I was watching a movie called Everything and Nothing. It got me thinking. For the sake of argument pretend that you could make the sun pop in and out of existence. If you were to measure the distance between two points on the other side of the solar system with no sun, then if the sun were to just appear would the distance between the points shrink?

 

[Orodruin]

For the sake of argument pretend that you could make the sun pop in and out of existence.
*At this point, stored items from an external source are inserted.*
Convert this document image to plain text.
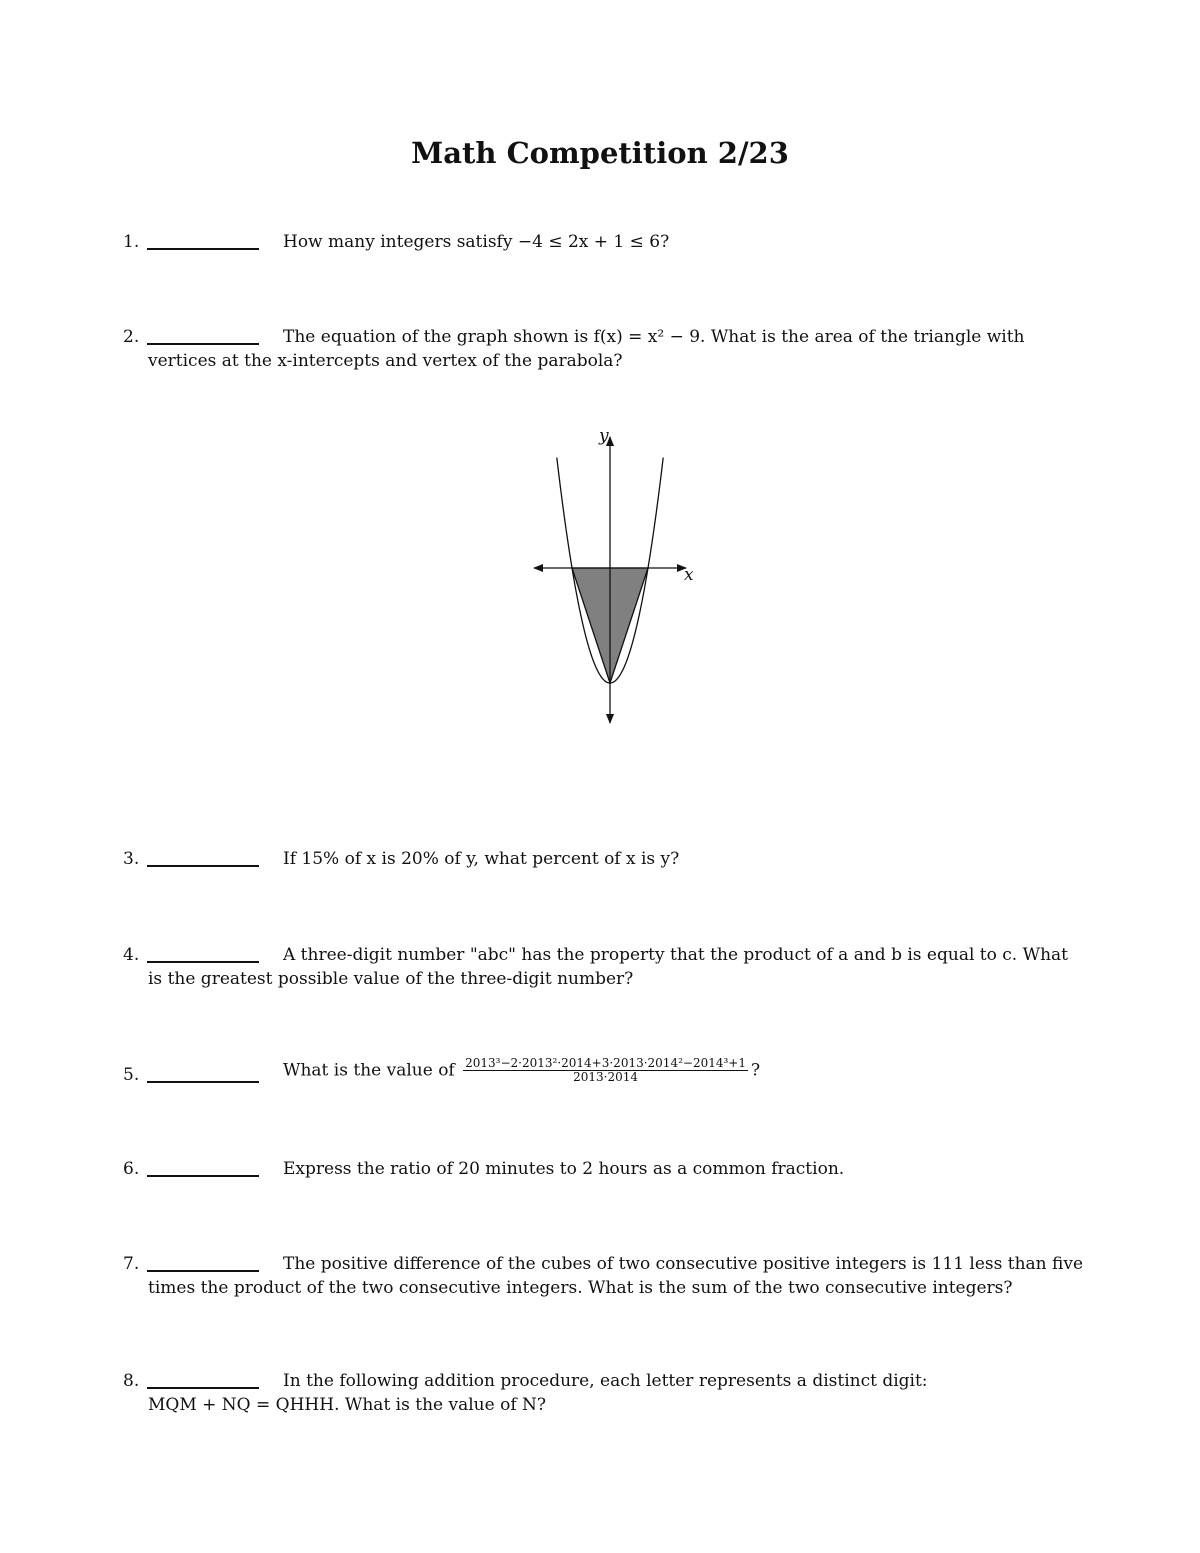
Math Competition 2/23
1.	How many integers satisfy −4 ≤ 2x + 1 ≤ 6?
2.	The equation of the graph shown is f(x) = x² − 9. What is the area of the triangle with
vertices at the x-intercepts and vertex of the parabola?
y
x
3.	If 15% of x is 20% of y, what percent of x is y?
4.	A three-digit number "abc" has the property that the product of a and b is equal to c. What
is the greatest possible value of the three-digit number?
5.	What is the value of $\frac{\text{2013³−2·2013²·2014+3·2013·2014²−2014³+1}}{2013\cdot 2014}$ ?
6.	Express the ratio of 20 minutes to 2 hours as a common fraction.
7.	The positive difference of the cubes of two consecutive positive integers is 111 less than five
times the product of the two consecutive integers. What is the sum of the two consecutive integers?
8.	In the following addition procedure, each letter represents a distinct digit:
MQM + NQ = QHHH. What is the value of N?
The question makes no sense. You cannot ask "what does physics say about a situation where I explicitly assume that physics does not hold?" and expect meaningful answers.

 

[MarekKuzmicki]

Well, answer is yes.
You are measuring space density by using light. Mass objects are creating gravity which affects light.
But there is a 'but'. Sun is quite massive. Mass creates gravity. But what in essence is mass and how it is connected to space in the first place no one knows. So maybe sun is dense space and you are putting it in less dense space. Maybe not. How it works... well, we know that without gravity space is 'flat'.

 

[Ibix]

I was watching a movie called Everything and Nothing. It got me thinking. For the sake of argument pretend that you could make the sun pop in and out of existence. If you were to measure the distance between two points on the other side of the solar system with no sun, then if the sun were to just appear would the distance between the points shrink?

Einstein's field equations have the concept of local conservation of energy built into them. It therefore is not possible to describe the effect of the Sun popping in and out of existence (as @Orodruin said) in terms of general relativity since that would be a massive violation of energy conservation, so is inconsistent with general relativity.

Well, answer is yes.

This is not correct. The answer is not defined because the scenario is internally inconsistent.
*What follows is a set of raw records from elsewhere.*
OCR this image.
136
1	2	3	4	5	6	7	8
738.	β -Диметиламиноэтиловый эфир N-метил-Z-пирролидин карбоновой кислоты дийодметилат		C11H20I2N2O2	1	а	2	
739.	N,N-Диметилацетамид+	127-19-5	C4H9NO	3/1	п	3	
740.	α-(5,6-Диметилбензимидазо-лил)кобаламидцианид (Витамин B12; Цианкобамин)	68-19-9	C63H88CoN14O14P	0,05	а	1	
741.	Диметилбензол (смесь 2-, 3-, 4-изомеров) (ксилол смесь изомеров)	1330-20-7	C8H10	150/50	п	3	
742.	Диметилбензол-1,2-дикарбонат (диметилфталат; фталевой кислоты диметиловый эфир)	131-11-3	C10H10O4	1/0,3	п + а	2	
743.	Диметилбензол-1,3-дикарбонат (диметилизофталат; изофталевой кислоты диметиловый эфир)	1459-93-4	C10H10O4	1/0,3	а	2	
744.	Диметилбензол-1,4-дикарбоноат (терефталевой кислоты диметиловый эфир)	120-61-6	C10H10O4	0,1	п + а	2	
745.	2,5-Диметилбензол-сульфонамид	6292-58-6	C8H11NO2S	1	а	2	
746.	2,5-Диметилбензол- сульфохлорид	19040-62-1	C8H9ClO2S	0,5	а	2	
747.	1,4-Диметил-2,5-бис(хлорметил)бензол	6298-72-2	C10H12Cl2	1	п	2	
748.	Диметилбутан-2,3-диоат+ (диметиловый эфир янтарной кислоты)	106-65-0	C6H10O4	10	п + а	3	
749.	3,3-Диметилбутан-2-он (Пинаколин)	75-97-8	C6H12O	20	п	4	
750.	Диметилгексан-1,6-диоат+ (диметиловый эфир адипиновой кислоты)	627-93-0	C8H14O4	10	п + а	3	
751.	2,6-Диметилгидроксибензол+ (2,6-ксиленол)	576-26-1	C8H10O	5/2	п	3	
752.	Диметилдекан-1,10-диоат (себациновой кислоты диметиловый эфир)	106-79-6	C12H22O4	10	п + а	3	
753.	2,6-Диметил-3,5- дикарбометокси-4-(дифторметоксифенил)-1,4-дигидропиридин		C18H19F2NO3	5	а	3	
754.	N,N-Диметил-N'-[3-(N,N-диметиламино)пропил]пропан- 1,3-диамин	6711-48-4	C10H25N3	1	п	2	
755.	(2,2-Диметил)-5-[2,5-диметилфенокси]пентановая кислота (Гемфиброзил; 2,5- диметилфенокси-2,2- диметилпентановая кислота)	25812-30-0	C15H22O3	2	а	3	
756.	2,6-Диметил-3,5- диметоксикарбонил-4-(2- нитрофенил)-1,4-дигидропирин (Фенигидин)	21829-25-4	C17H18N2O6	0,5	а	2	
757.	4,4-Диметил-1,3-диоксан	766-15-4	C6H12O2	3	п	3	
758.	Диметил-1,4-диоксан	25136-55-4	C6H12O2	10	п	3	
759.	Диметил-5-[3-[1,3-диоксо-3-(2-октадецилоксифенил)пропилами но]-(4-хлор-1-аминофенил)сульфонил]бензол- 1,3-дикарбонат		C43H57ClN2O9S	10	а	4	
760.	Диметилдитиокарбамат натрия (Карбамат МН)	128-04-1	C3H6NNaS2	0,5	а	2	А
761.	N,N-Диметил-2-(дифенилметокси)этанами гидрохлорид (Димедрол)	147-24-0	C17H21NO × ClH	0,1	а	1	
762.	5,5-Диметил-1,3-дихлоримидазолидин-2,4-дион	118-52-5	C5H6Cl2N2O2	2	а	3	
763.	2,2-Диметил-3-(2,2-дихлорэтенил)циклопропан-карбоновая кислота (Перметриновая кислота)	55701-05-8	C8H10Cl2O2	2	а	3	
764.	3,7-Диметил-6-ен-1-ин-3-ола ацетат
So maybe sun is dense space and you are putting it in less dense space. Maybe not.

Do you have a reference to support either of those positions?

 

[MarekKuzmicki]

https://en.wikipedia.org/wiki/General_relativity#Definition_and_basic_properties
Definition and basic properties
General relativity is a metric theory of gravitation. At its core are Einstein's equations, which describe the relation between the geometry of a four-dimensional, pseudo-Riemannian manifold representing spacetime, and the energy–momentum contained in that spacetime.[36] Phenomena that in classical mechanics are ascribed to the action of the force of gravity (such as free-fall, orbital motion, and spacecraft trajectories), correspond to inertial motion within a curved geometry of spacetime in general relativity; there is no gravitational force deflecting objects from their natural, straight paths. Instead, gravity corresponds to changes in the properties of space and time, which in turn changes the straightest-possible paths that objects will naturally follow.[37] The curvature is, in turn, caused by the energy–momentum of matter. Paraphrasing the relativist John Archibald Wheeler, spacetime tells matter how to move; matter tells spacetime how to curve.[38]
----------------------------------------------------------------------

Following.
Mass is curving spaces. Curved space is more dense (than flat one).
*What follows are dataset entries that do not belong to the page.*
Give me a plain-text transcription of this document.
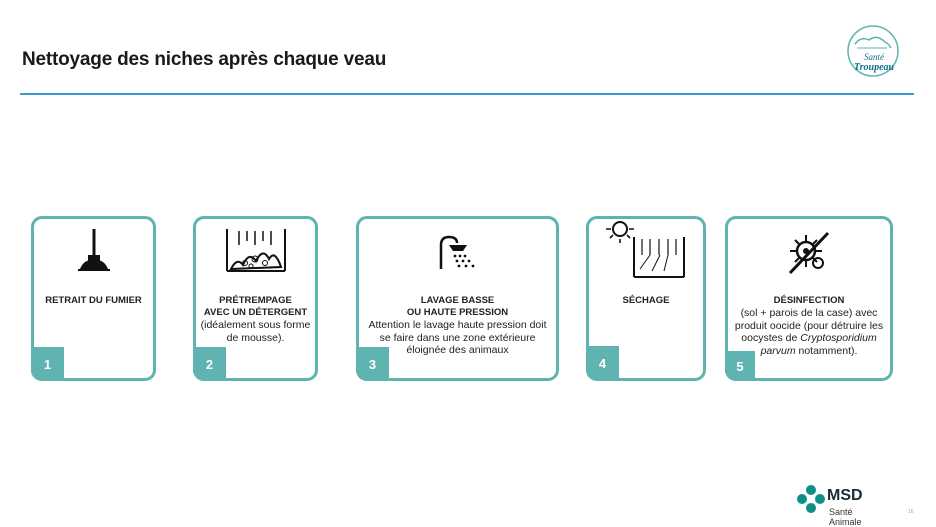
Nettoyage des niches après chaque veau	Santé
Troupeau
RETRAIT DU FUMIER
1
PRÉTREMPAGE
AVEC UN DÉTERGENT
(idéalement sous forme de mousse).
2
LAVAGE BASSE
OU HAUTE PRESSION
Attention le lavage haute pression doit se faire dans une zone extérieure éloignée des animaux
3
SÉCHAGE
4
DÉSINFECTION
(sol + parois de la case) avec produit oocide (pour détruire les oocystes de Cryptosporidium parvum notamment).
5
MSD
Santé Animale
16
Surely in GR there is no poping on and out of existence.

:)

 

[PeterDonis]

Curved space is more dense (than flat one).

No, it isn't. The concept of "density of space" makes no sense. There is no way to compare a curved space with a flat one in the way you are thinking.

Wikipedia is not a good primary source. You need to look at a textbook. Sean Carroll's online GR lecture notes are a good start:

https://arxiv.org/abs/gr-qc/9712019

 

[PeterDonis]

The OP question is based on misconceptions, which have been corrected. Thread closed.